Она завозилась с кофеваркой, зазвенела ложка. Я старалась не смотреть в ту сторону. Через пару минут послышалось бульканье, потянуло знакомым ароматом. Я дернулась, схватила ее за руку, и пластиковая чашечка, которую она несла мне, крохотная, на один глоток, опрокинулась.
– Почему ты сама мне не рассказала?
Не став выговаривать мне за кофе, она оставила горячую лужу растекаться по столу до самого края: вот упала одна капля, за ней другая – судя по запаху, уже с сахаром.
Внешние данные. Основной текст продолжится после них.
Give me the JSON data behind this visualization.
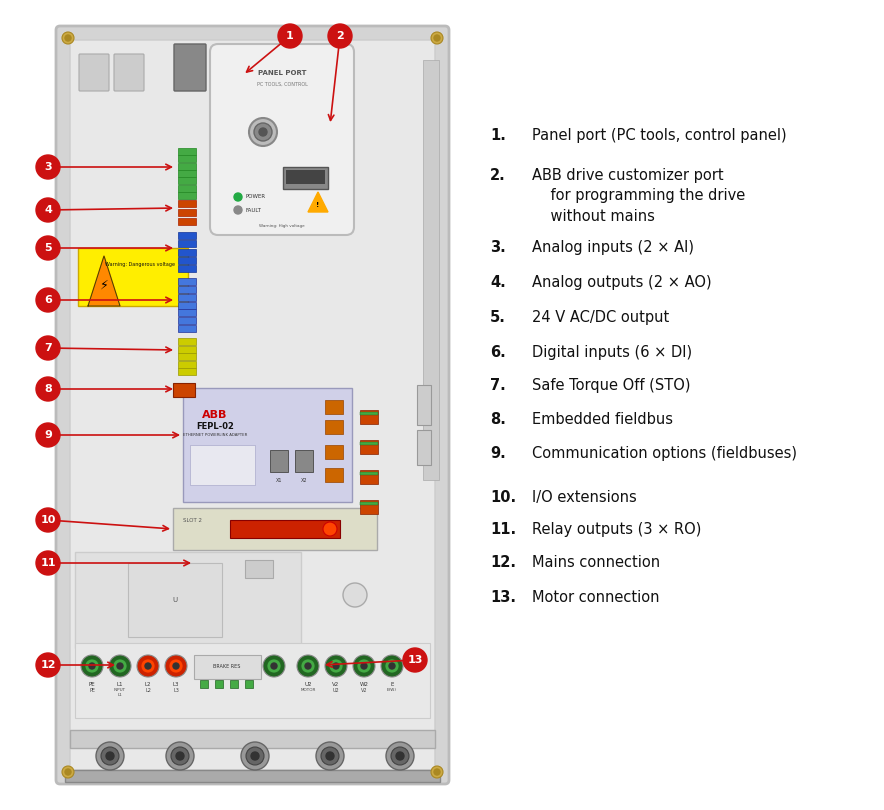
{
  "bg_color": "#ffffff",
  "accent_red": "#cc1111",
  "label_color": "#1a1a1a",
  "legend_items": [
    {
      "num": "1.",
      "text": "Panel port (PC tools, control panel)",
      "bold_num": true
    },
    {
      "num": "2.",
      "text": "ABB drive customizer port\n    for programming the drive\n    without mains",
      "bold_num": true
    },
    {
      "num": "3.",
      "text": "Analog inputs (2 × AI)",
      "bold_num": true
    },
    {
      "num": "4.",
      "text": "Analog outputs (2 × AO)",
      "bold_num": true
    },
    {
      "num": "5.",
      "text": "24 V AC/DC output",
      "bold_num": true
    },
    {
      "num": "6.",
      "text": "Digital inputs (6 × DI)",
      "bold_num": true
    },
    {
      "num": "7.",
      "text": "Safe Torque Off (STO)",
      "bold_num": true
    },
    {
      "num": "8.",
      "text": "Embedded fieldbus",
      "bold_num": true
    },
    {
      "num": "9.",
      "text": "Communication options (fieldbuses)",
      "bold_num": true
    },
    {
      "num": "10.",
      "text": "I/O extensions",
      "bold_num": true
    },
    {
      "num": "11.",
      "text": "Relay outputs (3 × RO)",
      "bold_num": true
    },
    {
      "num": "12.",
      "text": "Mains connection",
      "bold_num": true
    },
    {
      "num": "13.",
      "text": "Motor connection",
      "bold_num": true
    }
  ]
}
Я продолжала сжимать ее запястье, кожа под ногтями побелела.
– Не хотела причинять тебе боль, все ждала, пока ты подрастешь.
Резко разжав пальцы, я оттолкнула ее руку.
– Где они?
– Кто?
– Адальджиза и ребенок.
– Да не знаю я, где она прячет этого ублюдка! Даже поздравить толком не смогла! – она наконец схватила тряпку и принялась вытирать со стола. Кофе продолжал капать на пол. – Только не устраивай тут сцен, как эта, что есть отказывается. Может, тебе тоже яйцо сбить? Я их много на Рождество запасла.
Но когда она обернулась, меня рядом уже не было.
Следующие несколько дней мы с Адрианой не разговаривали, хотя я постоянно чувствовала ее виноватый взгляд. Он почти не ходила к вдове и всегда была рядом, старательно соблюдая дистанцию. Как-то, читая в постели, я уронила книгу, но не успела даже потянуться, как сестра уже по-кошачьи спустилась по лестнице и подняла ее.
– Как тебе, ничего? – спросила она, раскрывая томик на середине.
– Да вроде, я только начала.
Она опустилась на колени, продолжая перелистывать страницы:
– Черт, картинок нет. А можешь дать почитать, когда закончишь? Я же теперь в средней школе, пора переходить к романам.
– Ладно, – кивнула я, и она радостно полезла обратно.
Голодовку Адриана прекратила, и я осталась единственной, кому кусок не лез в горло: все, что я пыталась проглотить, казалось мне горьким, как микстура, но приходилось съедать хоть немного, чтобы не привлекать внимания.